Sound Affects

Album: Sound Affects
Artist: The Jam
Born: Woking, Surrey
Released: November 1980
Genre: Mod Rock
Influenced: Billy Bragg, Morrissey, Pulp, Oasis, Bloc Party, Arctic Monkeys


Like ska revivalists the Specials, the Jam's uniquely British sound was undoubtedly a barrier to commercial success in the US. Though Mod music was partly inspired by 60s soul, its main musical wellspring was the Who (especially Quadrophenia), the Kinks and the Small Faces, and Weller's lyrical concerns were with a post-industrial Britain in decline, his anger expressed in colourful English colloquialisms. By the time of their fifth album, Sound Affects, the Jam had evolved a long way from their early Mod and Dr Feelgood influences, with a sound inspired by 60s psychedelia (especially the Beatles' Revolver) and contemporary post-punk (Go4's Entertainment!) and R&B (Michael Jackson's Off The Wall). Weller was also tapping into that visionary strain of English poetry, notably the likes of Blake and Shelley, mixing romantic images (the two lovers "missing the tranquility of solitude" on That's Entertainment) with everyday boredom ("watching the telly and thinking about your holidays"). It's no wonder that a quintessentially English song like That's Entertainment has been covered by generations of working class poets, from Billy Bragg and Morrissey onwards.

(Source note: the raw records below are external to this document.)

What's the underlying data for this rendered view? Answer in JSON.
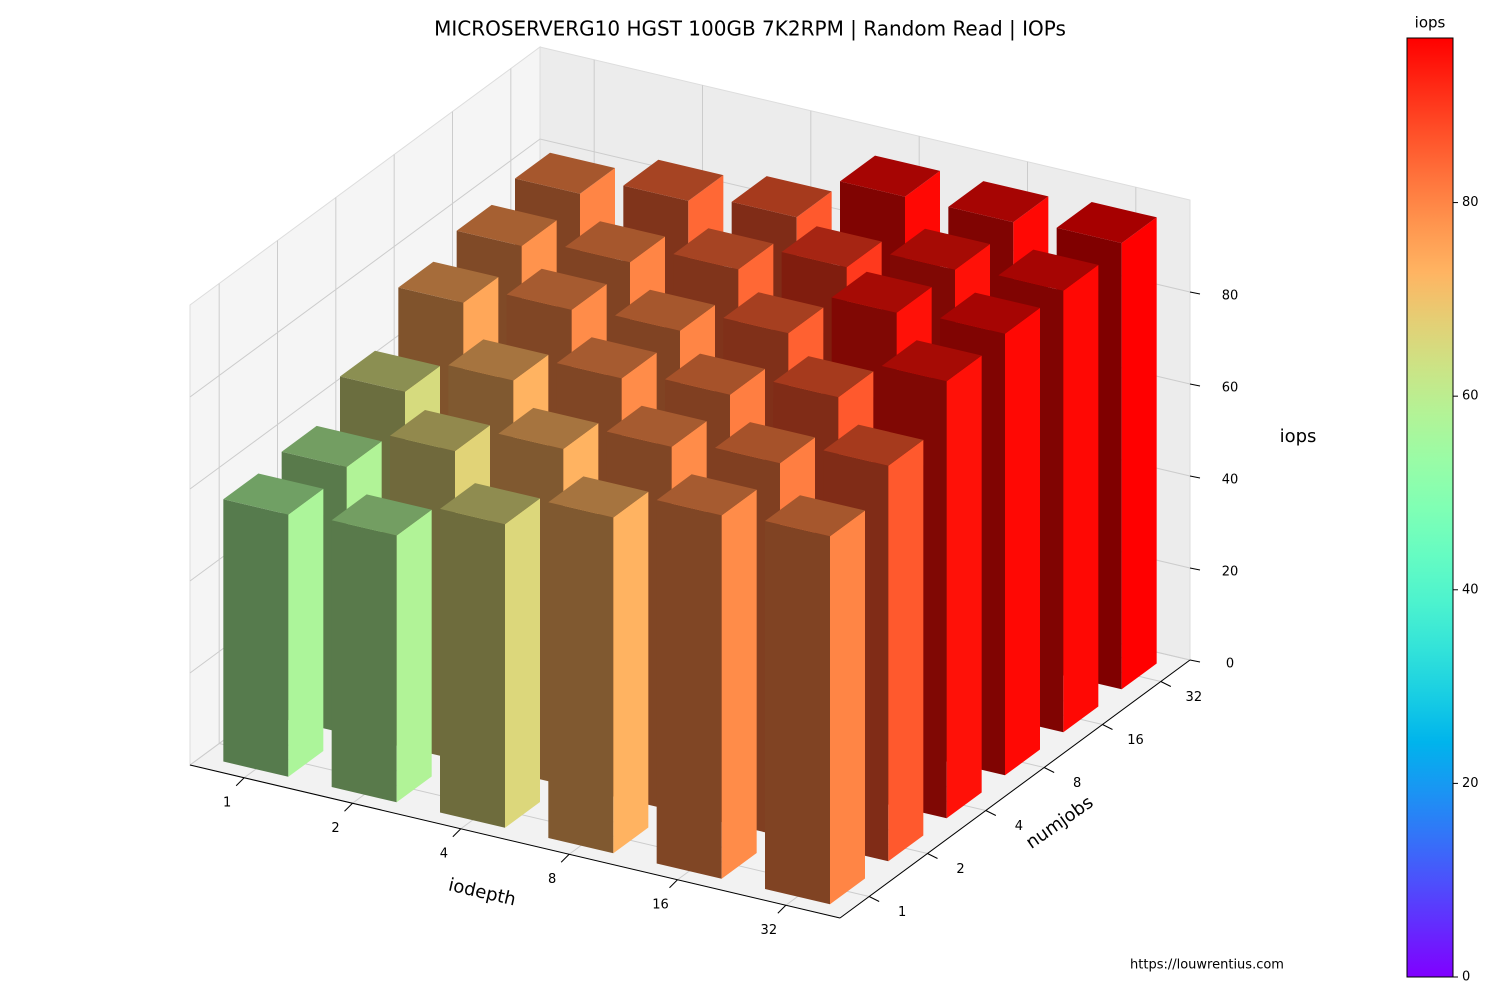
{
  "chart_data": {
    "type": "bar3d",
    "title": "MICROSERVERG10 HGST 100GB 7K2RPM | Random Read | IOPs",
    "x_label": "iodepth",
    "y_label": "numjobs",
    "z_label": "iops",
    "x_categories": [
      "1",
      "2",
      "4",
      "8",
      "16",
      "32"
    ],
    "y_categories": [
      "1",
      "2",
      "4",
      "8",
      "16",
      "32"
    ],
    "values": [
      [
        57,
        58,
        65,
        75,
        78,
        80
      ],
      [
        58,
        67,
        73,
        79,
        80,
        84
      ],
      [
        66,
        73,
        79,
        80,
        84,
        86
      ],
      [
        73,
        79,
        81,
        85,
        90,
        96
      ],
      [
        79,
        81,
        86,
        95,
        95,
        96
      ],
      [
        80,
        86,
        95,
        96,
        96,
        97
      ]
    ],
    "zlim": [
      0,
      100
    ],
    "zticks": [
      0,
      20,
      40,
      60,
      80
    ],
    "colormap": "rainbow",
    "colorbar": {
      "label": "iops",
      "clim": [
        0,
        97
      ],
      "ticks": [
        0,
        20,
        40,
        60,
        80
      ]
    },
    "footer": "https://louwrentius.com"
  }
}
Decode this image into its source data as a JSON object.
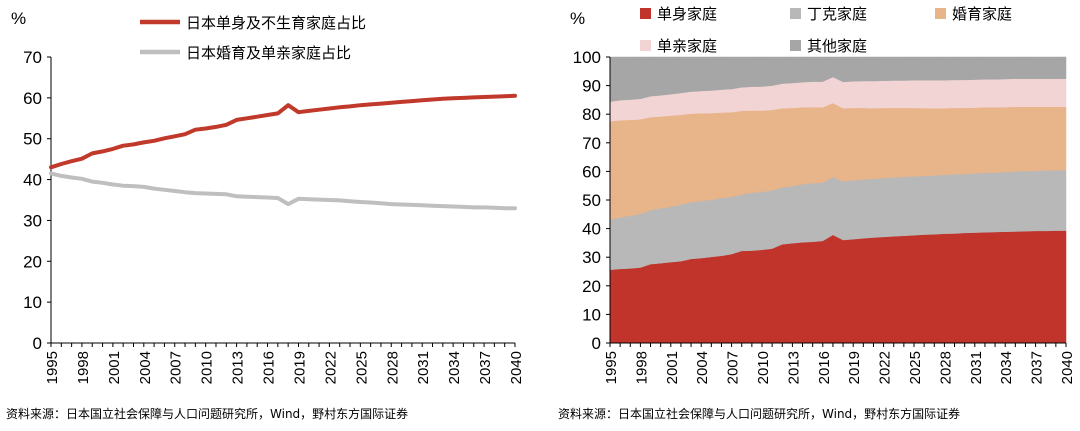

As well as the acerbic social commentary (a Jam speciality from In The City to Eton Rifles), there are also melodic love songs like Monday and mood pieces like Scrape Away, making Sound Affects the Jam's most varied and original album, and a template for Paul Weller's solo records. Album opener Pretty Green harks back to the Jam's early sound before the band starts shooting off in new directions, with Start! a new departure in style and content, its lyrics exploring how technological advances are causing human communication to go backwards. Just as the guitar riff on Start! is a carbon copy of the Beatles' Taxman, so too was the opening riff of Set The House Ablaze sampled unashamedly by Bloc Party on Helicopter. Monday is one of many songs indebted to the 60s (and the upbeat, downbeat sequencing of its albums' tracks), with lyrics full of yearning for a school sweetheart and phrasing that seems to owe a debt to Bowie's Love You Till Tuesday. Man In The Corner Shop is in the same vein as That's Entertainment, with its small insightful details about modern city life, while Scrape Away is more in line with Go4 and Wire post-punk, its strong bass line and political focus giving it a sharp edge. This is easily the most essential of the Jam's records and its album cover is one of the best of the 80s.



P.S. There's a story in Bob Stanley's Yeah Yeah Yeah about the Jam capping ticket prices for their gigs and finishing early enough so that fans could make their way home on public transport. Hard to imagine that kind of old-fashioned sense of decency catching on nowadays.